Are You Getting "The Full Blessing"?

Every gift of God is an invitation to claim a greater [gift]. But most men stop very quickly on this way; and thus they never reach the full blessing.
— F. Godet

Frédéric Godet's commentary on Luke is one of the oldest books in my library. An 1893 volume, the pages are brittle but the truth is stout and durable.

The quote from Godet's is a reference to the blessings the Emmaus travelers inherited because they urged Jesus to stay with them. Here is the post-resurrection story:

So they drew near to the village to which they were going. [Jesus] acted as if he were going farther, but they urged him strongly, saying, “Stay with us, for it is toward evening and the day is now far spent.” So he went in to stay with them. When he was at table with them, he took the bread and blessed and broke it and gave it to them. And their eyes were opened, and they recognized him. And he vanished from their sight. They said to each other, “Did not our hearts burn within us while he talked to us on the road, while he opened to us the Scriptures?” Luke 24:28-32 ESV

Earlier that day, these two men had been treated to the greatest Bible study in history -- Jesus revealing himself in all the Old Testament Scriptures (Luke 24:25-27). These early disciples were enthralled, but they wanted more. They urged Jesus to remain with them. He stayed and their hearts burned with an unmistakable sense of the presence of God. There is an important truth here:

Had they not asked Jesus to tarry they would have missed the greater blessing

We can begin to expect (not demand) the blessings of God as we grasp the nature of God. God is one who gives grace upon grace (John 1:16). Because it is his nature to give, we are foolishness not to ask. Joash discovered this the hard way:

Now when Elisha had fallen sick with the illness of which he was to die, Joash king of Israel went down to him and wept before him, crying, “My father, my father!

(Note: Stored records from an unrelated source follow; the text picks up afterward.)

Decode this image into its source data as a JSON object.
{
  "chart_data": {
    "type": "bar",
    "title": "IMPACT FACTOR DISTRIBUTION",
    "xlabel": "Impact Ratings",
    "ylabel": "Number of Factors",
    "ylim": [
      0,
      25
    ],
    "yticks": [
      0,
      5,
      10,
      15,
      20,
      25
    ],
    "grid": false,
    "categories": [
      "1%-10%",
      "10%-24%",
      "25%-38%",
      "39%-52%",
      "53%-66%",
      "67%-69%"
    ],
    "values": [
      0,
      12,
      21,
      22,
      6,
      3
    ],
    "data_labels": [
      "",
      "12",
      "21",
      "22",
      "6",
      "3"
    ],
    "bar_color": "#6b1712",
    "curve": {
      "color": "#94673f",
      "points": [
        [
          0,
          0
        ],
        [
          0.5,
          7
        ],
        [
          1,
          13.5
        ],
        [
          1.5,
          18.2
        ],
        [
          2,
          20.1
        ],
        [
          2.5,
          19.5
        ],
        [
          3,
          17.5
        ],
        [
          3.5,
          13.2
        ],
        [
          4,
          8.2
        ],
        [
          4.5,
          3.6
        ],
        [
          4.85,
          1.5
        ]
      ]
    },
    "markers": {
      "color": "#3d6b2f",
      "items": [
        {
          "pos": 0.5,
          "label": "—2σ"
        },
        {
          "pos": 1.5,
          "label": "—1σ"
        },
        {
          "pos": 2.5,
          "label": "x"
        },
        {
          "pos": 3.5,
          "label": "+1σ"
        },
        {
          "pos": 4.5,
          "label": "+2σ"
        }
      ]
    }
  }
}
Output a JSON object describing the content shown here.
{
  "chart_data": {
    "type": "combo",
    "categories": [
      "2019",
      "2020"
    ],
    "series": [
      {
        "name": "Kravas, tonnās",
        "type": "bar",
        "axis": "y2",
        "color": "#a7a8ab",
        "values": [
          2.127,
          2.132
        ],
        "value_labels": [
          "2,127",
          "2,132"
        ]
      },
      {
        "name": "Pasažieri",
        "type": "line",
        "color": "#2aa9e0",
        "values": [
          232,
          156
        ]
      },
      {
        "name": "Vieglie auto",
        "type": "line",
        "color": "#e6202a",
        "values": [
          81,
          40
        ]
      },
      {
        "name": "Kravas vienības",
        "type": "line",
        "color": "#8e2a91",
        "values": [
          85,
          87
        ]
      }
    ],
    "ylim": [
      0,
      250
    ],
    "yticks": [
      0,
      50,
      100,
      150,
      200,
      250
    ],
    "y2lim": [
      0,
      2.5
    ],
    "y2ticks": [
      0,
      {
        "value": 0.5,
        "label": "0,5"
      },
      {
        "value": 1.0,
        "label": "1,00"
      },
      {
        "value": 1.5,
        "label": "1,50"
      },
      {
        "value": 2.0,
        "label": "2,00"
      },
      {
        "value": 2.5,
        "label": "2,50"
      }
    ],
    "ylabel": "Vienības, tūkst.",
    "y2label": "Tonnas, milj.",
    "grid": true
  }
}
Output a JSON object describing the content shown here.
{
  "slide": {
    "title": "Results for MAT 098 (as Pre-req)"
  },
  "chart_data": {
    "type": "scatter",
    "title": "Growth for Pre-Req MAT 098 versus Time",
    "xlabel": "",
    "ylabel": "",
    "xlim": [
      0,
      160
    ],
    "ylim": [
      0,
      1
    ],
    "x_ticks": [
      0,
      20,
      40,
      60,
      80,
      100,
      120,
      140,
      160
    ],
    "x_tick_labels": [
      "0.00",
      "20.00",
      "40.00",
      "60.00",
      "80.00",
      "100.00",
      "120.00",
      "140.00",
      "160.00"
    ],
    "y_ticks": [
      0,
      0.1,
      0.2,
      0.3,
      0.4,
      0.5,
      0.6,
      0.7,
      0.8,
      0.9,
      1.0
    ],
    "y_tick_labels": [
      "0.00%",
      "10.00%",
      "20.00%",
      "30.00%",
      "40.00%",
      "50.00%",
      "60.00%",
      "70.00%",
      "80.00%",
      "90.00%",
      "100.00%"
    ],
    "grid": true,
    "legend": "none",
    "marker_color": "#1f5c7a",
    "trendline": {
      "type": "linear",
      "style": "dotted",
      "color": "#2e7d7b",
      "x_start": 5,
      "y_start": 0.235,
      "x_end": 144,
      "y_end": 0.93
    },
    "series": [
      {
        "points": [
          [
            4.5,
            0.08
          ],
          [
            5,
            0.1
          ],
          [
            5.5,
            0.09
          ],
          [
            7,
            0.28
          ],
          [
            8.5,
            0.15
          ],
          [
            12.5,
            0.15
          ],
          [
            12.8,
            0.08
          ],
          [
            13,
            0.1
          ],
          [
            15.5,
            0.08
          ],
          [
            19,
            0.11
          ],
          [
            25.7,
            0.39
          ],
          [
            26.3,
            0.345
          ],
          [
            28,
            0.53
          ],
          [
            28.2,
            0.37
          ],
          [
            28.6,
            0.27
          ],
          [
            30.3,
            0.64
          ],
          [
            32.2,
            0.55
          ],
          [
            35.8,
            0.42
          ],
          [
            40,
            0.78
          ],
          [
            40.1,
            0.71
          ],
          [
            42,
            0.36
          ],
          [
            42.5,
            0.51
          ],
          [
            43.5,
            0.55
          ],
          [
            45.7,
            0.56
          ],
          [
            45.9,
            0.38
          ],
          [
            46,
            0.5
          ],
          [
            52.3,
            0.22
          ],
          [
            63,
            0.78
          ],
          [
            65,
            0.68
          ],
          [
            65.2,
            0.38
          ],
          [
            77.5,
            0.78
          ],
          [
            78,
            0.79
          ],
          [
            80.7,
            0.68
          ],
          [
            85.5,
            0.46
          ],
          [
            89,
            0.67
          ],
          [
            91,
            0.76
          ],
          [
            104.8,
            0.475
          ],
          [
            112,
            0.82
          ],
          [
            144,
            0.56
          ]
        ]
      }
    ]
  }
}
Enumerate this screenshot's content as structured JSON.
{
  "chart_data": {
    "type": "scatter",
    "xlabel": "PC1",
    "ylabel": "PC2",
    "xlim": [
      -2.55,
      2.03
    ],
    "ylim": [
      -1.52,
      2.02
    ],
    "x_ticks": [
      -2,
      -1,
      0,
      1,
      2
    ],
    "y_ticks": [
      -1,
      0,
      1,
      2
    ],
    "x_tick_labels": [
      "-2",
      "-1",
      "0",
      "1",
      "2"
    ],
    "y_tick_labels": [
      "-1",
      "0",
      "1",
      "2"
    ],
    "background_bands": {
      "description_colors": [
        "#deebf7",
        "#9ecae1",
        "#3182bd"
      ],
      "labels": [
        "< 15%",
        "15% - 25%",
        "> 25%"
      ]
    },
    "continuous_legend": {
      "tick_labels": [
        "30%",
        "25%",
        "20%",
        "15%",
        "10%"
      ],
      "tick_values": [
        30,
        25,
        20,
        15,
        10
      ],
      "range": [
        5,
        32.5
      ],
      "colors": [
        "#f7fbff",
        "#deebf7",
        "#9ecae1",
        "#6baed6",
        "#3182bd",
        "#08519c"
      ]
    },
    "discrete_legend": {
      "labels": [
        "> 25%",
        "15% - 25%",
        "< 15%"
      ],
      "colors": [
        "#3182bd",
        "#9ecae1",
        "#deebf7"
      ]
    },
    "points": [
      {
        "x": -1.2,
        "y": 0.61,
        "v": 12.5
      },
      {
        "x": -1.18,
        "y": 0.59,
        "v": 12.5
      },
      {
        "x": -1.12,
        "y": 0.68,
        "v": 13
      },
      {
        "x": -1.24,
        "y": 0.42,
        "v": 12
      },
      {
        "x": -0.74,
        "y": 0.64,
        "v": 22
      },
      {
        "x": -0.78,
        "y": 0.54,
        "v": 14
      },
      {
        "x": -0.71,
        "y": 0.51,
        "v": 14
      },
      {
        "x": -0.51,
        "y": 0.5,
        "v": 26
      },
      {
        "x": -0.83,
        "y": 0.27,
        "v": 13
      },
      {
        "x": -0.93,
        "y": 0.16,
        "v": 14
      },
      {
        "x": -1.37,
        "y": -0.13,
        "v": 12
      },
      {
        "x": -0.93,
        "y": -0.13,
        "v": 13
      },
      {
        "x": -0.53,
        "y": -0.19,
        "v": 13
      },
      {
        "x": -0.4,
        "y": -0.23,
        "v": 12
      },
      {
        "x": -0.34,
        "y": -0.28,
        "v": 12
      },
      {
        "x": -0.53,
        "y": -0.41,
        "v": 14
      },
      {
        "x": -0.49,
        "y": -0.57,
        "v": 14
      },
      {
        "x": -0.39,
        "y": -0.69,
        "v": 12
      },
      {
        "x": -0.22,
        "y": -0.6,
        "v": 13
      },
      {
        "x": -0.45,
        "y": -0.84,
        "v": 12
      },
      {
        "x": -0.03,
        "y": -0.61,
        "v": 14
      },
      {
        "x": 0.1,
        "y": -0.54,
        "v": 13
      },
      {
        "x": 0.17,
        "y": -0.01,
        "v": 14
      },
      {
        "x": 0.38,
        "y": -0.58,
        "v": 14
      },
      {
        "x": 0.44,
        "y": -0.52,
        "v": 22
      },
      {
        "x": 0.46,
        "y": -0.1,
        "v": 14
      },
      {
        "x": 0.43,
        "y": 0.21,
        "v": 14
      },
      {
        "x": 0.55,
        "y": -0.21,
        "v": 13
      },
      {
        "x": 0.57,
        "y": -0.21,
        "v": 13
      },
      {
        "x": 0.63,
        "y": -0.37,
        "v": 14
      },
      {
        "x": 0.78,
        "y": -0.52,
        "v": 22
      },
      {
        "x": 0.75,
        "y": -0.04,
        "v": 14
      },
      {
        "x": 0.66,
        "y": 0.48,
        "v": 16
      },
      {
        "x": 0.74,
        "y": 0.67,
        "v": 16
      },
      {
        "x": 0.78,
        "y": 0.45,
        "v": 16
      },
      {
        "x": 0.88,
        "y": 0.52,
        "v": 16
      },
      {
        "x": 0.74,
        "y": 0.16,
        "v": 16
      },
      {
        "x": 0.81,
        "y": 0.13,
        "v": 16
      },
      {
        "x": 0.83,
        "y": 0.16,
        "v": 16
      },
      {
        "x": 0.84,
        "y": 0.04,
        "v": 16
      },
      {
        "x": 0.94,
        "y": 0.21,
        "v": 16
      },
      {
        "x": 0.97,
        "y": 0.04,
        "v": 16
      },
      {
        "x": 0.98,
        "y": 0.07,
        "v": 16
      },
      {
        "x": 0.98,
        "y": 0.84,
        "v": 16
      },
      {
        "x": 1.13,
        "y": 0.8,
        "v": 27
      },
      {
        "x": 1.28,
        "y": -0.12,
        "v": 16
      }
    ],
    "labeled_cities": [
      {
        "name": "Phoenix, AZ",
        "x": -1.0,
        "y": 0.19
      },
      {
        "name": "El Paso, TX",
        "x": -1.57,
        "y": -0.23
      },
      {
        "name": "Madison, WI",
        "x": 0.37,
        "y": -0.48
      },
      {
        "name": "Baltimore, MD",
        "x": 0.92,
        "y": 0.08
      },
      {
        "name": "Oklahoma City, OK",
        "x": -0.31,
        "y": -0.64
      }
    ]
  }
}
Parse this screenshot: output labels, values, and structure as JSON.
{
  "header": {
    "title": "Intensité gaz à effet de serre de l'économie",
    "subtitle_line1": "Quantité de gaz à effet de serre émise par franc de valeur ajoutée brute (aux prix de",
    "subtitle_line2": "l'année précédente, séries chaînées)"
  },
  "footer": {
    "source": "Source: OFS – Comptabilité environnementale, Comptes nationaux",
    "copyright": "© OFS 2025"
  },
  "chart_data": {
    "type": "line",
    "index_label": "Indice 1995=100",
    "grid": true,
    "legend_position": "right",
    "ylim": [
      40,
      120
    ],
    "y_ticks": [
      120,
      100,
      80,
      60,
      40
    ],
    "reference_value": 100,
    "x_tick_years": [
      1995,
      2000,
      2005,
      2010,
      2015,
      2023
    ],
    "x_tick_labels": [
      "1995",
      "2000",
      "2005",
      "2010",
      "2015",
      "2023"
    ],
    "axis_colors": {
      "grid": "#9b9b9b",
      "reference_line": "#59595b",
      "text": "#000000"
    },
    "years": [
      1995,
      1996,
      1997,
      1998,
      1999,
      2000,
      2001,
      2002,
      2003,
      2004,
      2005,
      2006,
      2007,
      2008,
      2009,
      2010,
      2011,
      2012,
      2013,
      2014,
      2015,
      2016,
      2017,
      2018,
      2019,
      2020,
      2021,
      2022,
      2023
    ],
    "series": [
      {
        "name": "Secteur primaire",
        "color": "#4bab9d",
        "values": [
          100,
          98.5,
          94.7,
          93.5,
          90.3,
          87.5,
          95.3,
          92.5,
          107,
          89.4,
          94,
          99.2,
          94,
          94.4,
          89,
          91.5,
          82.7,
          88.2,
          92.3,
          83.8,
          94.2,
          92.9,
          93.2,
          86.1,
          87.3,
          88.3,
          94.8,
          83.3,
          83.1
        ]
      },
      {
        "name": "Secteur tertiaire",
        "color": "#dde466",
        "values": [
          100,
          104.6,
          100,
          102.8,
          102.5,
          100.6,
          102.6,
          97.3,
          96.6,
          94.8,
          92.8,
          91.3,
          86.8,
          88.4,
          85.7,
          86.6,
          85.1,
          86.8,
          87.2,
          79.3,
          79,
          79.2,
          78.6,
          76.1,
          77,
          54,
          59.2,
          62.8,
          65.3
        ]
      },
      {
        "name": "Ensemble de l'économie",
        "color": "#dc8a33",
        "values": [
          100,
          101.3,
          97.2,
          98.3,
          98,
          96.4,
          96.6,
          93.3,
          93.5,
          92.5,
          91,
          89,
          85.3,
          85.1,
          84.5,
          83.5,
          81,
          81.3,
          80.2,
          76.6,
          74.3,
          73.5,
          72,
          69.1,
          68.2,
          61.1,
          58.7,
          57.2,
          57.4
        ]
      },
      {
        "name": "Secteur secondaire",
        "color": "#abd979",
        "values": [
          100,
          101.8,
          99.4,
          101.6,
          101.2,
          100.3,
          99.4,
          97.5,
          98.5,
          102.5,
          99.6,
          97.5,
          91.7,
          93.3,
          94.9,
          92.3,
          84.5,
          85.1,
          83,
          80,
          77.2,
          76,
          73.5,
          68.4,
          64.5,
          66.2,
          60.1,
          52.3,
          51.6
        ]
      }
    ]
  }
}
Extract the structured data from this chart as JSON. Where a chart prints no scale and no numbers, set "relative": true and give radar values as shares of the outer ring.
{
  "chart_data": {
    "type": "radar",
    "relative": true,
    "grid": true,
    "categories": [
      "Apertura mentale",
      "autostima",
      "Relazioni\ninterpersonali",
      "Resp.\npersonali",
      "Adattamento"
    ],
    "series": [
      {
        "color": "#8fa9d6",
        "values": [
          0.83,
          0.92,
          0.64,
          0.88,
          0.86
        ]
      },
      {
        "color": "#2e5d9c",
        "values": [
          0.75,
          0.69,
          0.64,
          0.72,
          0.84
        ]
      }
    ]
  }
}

The chariots of Israel and its horsemen!” And Elisha said to him, “Take a bow and arrows.” So he took a bow and arrows. Then he said to the king of Israel, “Draw the bow,” and he drew it. And Elisha laid his hands on the king's hands. And he said, “Open the window eastward,” and he opened it. Then Elisha said, “Shoot,” and he shot. And he said, “The Lord's arrow of victory, the arrow of victory over Syria! For you shall fight the Syrians in Aphek until you have made an end of them.”

And he said, “Take the arrows,” and he took them. And he said to the king of Israel, “Strike the ground with them.” And he struck three times and stopped. Then the man of God was angry with him and said, “You should have struck five or six times; then you would have struck down Syria until you had made an end of it, but now you will strike down Syria only three times.” 2 Kings 13:14-19

Elisha was angry with Joash -- not because he asked for too much -- but because he asked for too little.  There is a lesson here too:

We may come to God with empty hands, but we must come to him with expectant hearts.

Why? Because our God is gracious. He blessed two insignificant travelers on an insignificant road toward an insignificant village. That's grace. Then they invited him to stay longer and he blessed them more. That's grace upon grace.

When God gives you a gift by all means say, "Thank You!" But don't stop there. That is what Joash did and he missed the bigger blessing. Instead, be like the Emmaus travelers. Ask for a second helping of the gift of God.

God is good. It is his nature to be generous. So never demand, but certainly don't be afraid to ask.